The middleware is the right tool when authorization needs to apply to template views, HTMX partials, or other non-DRF surfaces alongside the JSON API. For pure DRF, the permission class above is lighter-weight.

Dynamic watermarking based on user context

Cloudflare Images supports watermark transformations natively (draw= parameter). Use CloudflareImageTransform to build a URL that injects a watermark identifying the viewer — useful for leak- attribution on shared / paid content.

from django_cloudflareimages_toolkit.transformations import (
    CloudflareImageTransform,
)

ACCOUNT_HASH = "your-account-hash"
WATERMARK_IMAGE_ID = "static-watermark-asset-id"

def watermarked_url_for(image, viewer) -> str:
    """Return a Cloudflare delivery URL with a viewer-specific
    watermark drawn over the bottom-right corner."""
    transform = (
        CloudflareImageTransform()
        .width(1600)
        .quality(85)
        .format("auto")
        # `draw` overlays another Cloudflare-hosted image; use a
        # per-tier watermark asset so paid users see a small,
        # unobtrusive mark while free users see a larger one.
        .draw(
            WATERMARK_IMAGE_ID,
            opacity=0.4 if viewer.is_premium else 0.7,
            bottom=24,
            right=24,
            width=160 if viewer.is_premium else 240,
        )
    )
    return transform.url(ACCOUNT_HASH, image.cloudflare_id, variant="public")

For text watermarks (e.g. "shared by {viewer.email} on {date}"), pre- render them as transparent PNGs and upload them as Cloudflare Images once; reference them in draw by cloudflare_id as above. The toolkit does not render text watermarks server-side; Cloudflare’s draw transformation expects an existing image asset.

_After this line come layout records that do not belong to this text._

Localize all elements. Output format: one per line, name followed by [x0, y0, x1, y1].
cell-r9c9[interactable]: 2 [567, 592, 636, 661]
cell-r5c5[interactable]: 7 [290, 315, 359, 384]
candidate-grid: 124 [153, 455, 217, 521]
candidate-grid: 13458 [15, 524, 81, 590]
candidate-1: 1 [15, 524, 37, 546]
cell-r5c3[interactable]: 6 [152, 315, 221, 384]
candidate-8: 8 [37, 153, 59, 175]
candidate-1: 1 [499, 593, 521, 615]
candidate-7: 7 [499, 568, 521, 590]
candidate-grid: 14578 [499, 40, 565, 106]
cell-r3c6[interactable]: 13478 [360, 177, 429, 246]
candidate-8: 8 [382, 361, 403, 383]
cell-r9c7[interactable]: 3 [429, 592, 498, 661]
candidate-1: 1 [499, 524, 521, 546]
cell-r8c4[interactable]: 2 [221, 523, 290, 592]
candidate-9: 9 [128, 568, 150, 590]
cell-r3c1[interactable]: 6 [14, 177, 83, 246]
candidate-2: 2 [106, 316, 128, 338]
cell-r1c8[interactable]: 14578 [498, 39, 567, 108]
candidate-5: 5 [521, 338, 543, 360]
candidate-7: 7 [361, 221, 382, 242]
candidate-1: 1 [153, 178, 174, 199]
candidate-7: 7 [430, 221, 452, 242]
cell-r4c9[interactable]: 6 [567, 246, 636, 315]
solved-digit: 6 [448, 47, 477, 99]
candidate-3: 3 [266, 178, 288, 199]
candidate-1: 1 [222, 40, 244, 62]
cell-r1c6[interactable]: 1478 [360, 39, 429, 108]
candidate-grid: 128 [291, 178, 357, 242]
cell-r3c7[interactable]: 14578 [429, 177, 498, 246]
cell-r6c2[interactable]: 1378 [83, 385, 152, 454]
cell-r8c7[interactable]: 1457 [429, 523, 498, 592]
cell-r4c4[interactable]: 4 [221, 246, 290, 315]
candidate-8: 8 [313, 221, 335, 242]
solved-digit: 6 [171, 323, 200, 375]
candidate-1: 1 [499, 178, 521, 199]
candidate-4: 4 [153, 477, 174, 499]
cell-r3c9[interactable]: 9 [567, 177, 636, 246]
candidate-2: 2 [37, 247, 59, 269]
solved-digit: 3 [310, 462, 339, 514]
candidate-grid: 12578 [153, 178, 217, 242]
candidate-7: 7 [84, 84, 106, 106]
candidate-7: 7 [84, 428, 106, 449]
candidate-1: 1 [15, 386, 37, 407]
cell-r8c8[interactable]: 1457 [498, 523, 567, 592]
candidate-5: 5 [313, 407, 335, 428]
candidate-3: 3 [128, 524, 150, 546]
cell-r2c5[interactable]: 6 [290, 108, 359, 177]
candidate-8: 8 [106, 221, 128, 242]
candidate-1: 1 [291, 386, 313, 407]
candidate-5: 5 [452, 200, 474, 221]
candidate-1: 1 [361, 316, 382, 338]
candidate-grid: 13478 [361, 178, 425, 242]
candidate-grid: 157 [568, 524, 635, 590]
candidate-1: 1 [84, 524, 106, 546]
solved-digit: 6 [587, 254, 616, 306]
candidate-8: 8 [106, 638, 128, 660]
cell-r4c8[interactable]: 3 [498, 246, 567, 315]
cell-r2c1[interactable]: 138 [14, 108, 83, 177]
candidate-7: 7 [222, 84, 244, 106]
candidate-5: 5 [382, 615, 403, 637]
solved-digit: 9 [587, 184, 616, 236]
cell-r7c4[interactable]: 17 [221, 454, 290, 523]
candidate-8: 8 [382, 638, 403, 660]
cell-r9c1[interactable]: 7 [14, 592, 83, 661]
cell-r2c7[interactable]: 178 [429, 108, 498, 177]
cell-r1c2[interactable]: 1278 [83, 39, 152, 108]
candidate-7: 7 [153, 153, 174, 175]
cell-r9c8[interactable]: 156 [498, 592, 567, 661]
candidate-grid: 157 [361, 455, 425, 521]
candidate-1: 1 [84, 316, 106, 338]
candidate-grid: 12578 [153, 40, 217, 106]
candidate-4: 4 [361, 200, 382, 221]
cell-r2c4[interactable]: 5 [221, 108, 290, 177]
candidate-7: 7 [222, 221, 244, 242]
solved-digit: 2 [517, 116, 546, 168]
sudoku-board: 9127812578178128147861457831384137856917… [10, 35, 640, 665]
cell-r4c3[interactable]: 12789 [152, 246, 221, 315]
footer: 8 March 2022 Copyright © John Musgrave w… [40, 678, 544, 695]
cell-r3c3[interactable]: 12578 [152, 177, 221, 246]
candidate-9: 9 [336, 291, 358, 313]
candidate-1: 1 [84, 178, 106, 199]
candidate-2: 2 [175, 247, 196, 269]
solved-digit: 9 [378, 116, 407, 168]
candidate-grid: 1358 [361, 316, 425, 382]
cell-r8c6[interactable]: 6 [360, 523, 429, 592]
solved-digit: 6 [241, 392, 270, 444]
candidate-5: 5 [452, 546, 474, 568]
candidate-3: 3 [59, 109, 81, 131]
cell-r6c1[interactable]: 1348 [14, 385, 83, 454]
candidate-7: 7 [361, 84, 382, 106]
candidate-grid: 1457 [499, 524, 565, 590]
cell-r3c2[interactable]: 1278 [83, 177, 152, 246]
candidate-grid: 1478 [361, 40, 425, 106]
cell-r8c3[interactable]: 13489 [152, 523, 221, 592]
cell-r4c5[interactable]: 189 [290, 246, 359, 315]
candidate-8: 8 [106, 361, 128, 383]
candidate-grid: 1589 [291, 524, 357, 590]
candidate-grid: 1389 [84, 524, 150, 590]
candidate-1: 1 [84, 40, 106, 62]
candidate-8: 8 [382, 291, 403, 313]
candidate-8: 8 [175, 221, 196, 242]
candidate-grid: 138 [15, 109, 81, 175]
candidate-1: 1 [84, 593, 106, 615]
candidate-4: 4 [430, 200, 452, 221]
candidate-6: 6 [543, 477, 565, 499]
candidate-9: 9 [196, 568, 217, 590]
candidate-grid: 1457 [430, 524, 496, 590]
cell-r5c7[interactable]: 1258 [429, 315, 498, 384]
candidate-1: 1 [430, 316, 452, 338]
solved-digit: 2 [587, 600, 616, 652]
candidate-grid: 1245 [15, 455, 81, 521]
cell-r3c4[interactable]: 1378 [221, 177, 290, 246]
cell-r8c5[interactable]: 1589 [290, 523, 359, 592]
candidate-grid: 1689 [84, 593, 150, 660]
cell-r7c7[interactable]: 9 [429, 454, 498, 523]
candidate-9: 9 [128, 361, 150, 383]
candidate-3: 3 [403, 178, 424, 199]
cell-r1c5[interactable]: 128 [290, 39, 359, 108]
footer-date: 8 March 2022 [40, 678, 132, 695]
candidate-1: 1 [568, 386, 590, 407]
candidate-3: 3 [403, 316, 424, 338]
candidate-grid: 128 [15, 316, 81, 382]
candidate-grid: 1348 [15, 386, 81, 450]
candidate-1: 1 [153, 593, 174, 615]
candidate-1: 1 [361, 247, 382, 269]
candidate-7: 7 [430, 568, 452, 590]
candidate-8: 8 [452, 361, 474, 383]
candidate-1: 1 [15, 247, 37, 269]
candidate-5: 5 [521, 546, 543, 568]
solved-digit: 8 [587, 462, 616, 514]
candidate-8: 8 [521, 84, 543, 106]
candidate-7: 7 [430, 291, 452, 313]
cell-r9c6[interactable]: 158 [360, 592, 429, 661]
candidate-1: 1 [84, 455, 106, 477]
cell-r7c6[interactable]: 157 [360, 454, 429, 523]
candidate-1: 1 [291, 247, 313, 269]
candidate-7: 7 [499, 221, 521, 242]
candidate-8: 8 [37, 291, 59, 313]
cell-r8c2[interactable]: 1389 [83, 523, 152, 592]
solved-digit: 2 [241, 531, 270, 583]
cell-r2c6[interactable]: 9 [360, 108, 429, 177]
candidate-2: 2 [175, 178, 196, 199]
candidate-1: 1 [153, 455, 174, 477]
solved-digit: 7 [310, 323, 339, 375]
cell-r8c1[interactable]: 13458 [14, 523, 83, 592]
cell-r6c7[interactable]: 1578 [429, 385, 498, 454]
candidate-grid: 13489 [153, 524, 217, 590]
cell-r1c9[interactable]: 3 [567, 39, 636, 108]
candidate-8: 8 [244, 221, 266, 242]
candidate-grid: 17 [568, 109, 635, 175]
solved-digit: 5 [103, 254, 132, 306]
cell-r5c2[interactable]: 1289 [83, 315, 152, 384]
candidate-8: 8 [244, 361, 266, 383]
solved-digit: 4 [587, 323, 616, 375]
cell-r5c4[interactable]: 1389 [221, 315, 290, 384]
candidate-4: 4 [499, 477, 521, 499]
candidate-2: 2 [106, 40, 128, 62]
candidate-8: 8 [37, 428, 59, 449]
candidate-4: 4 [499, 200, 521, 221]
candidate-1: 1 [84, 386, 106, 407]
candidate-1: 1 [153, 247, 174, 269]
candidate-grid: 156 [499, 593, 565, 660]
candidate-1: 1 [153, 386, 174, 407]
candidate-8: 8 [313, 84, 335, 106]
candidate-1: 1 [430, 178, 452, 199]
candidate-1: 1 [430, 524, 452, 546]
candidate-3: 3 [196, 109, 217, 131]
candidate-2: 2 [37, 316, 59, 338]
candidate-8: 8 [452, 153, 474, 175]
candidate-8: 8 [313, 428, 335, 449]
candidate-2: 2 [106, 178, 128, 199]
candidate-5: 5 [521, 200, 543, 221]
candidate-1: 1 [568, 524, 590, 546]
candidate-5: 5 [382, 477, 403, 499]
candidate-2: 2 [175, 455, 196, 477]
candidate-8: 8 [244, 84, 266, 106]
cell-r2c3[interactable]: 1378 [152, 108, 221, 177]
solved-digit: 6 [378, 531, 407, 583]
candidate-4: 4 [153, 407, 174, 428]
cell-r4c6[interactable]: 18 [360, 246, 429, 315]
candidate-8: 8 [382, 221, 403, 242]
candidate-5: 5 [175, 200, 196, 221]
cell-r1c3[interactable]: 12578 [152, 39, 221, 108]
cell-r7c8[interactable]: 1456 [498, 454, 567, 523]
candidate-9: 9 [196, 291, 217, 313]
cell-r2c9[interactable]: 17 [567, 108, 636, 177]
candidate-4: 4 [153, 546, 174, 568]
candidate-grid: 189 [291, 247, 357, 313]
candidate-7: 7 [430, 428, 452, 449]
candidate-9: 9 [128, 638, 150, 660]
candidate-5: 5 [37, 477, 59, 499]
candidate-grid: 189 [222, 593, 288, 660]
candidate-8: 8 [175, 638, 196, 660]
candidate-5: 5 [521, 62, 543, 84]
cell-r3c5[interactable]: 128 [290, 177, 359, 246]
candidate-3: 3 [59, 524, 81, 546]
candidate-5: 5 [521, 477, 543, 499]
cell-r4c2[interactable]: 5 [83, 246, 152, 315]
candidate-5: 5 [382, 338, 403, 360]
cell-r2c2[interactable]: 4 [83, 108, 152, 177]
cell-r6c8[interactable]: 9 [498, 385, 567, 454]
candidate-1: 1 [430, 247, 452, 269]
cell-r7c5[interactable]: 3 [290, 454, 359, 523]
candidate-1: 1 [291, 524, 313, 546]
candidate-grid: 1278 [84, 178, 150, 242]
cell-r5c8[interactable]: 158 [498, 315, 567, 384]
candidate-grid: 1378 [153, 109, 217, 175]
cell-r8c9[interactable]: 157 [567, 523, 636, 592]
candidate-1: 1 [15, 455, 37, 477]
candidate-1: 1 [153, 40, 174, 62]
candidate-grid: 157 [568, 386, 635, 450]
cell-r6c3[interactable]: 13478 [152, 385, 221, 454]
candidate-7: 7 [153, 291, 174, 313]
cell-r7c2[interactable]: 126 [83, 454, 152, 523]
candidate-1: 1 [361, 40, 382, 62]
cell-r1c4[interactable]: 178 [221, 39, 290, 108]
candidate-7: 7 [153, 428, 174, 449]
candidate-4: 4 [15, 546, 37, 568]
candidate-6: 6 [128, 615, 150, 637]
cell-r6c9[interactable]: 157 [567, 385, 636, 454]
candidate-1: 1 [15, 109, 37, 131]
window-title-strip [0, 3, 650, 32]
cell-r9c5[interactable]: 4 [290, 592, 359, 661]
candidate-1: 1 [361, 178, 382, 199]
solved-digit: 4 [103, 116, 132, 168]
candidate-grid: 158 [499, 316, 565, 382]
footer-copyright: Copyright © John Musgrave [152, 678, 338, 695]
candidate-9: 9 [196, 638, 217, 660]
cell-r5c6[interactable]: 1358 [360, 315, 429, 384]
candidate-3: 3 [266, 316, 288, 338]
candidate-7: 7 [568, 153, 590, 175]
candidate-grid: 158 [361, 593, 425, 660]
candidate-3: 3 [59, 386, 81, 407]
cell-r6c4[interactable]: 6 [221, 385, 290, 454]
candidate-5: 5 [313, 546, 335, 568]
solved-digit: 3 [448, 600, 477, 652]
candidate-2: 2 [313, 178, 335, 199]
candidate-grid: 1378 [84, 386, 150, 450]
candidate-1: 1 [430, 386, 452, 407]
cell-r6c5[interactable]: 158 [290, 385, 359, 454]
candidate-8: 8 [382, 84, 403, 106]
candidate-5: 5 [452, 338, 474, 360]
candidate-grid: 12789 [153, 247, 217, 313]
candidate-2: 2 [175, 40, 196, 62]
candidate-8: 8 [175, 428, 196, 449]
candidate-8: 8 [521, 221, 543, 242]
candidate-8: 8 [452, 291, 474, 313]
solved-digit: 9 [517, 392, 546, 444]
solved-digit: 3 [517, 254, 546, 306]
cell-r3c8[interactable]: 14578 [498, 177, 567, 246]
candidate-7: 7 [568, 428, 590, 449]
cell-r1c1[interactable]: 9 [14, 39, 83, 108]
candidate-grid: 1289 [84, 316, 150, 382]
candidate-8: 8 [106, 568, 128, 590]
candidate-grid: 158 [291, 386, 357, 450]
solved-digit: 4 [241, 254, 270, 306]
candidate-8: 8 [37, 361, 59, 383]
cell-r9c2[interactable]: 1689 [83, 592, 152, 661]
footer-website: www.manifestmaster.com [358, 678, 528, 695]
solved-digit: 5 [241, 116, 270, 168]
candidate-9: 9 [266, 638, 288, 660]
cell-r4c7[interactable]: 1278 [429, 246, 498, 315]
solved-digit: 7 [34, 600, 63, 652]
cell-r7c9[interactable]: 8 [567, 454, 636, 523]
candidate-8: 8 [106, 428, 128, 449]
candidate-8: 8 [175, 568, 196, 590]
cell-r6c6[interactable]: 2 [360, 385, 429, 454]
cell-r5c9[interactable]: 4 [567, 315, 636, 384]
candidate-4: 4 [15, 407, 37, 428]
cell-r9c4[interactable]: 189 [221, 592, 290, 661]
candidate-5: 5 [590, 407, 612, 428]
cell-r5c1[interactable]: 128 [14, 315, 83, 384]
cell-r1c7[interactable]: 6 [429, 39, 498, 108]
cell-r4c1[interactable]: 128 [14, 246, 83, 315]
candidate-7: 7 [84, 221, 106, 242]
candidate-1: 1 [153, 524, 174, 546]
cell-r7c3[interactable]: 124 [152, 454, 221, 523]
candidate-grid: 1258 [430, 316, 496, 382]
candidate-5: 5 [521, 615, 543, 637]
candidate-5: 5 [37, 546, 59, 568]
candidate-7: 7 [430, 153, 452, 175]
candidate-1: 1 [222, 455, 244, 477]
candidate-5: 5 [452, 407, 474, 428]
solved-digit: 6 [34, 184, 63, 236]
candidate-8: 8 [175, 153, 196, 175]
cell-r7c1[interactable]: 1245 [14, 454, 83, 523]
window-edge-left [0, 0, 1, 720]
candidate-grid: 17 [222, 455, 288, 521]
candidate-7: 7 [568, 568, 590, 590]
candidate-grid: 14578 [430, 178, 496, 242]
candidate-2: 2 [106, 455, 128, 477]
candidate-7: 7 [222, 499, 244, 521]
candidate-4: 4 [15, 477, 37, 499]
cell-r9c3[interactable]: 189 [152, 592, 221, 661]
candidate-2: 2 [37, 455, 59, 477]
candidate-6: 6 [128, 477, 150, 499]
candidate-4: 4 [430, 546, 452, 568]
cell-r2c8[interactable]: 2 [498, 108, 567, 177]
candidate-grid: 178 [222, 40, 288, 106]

Combining all three: signed + scoped + watermarked URLs

For shared previews that should expire and that identify the viewer:

def shared_preview_url(image: "CloudflareImage", viewer) -> str:
    # 1. Verify access (raise PermissionDenied if not allowed)
    check_can_view(image, viewer)

    # 2. Get a signed, short-lived URL for the base image
    base_url = image.get_signed_url(variant="public", expiry=300)

    # 3. Layer the watermark transformation on top
    return watermarked_url_for(image, viewer)

You can combine signed URLs with transformations because Cloudflare Images applies transformations on the signed delivery URL before verifying the signature. Test in your environment that your signed-URL expiry matches the cache TTL you’re handing to clients.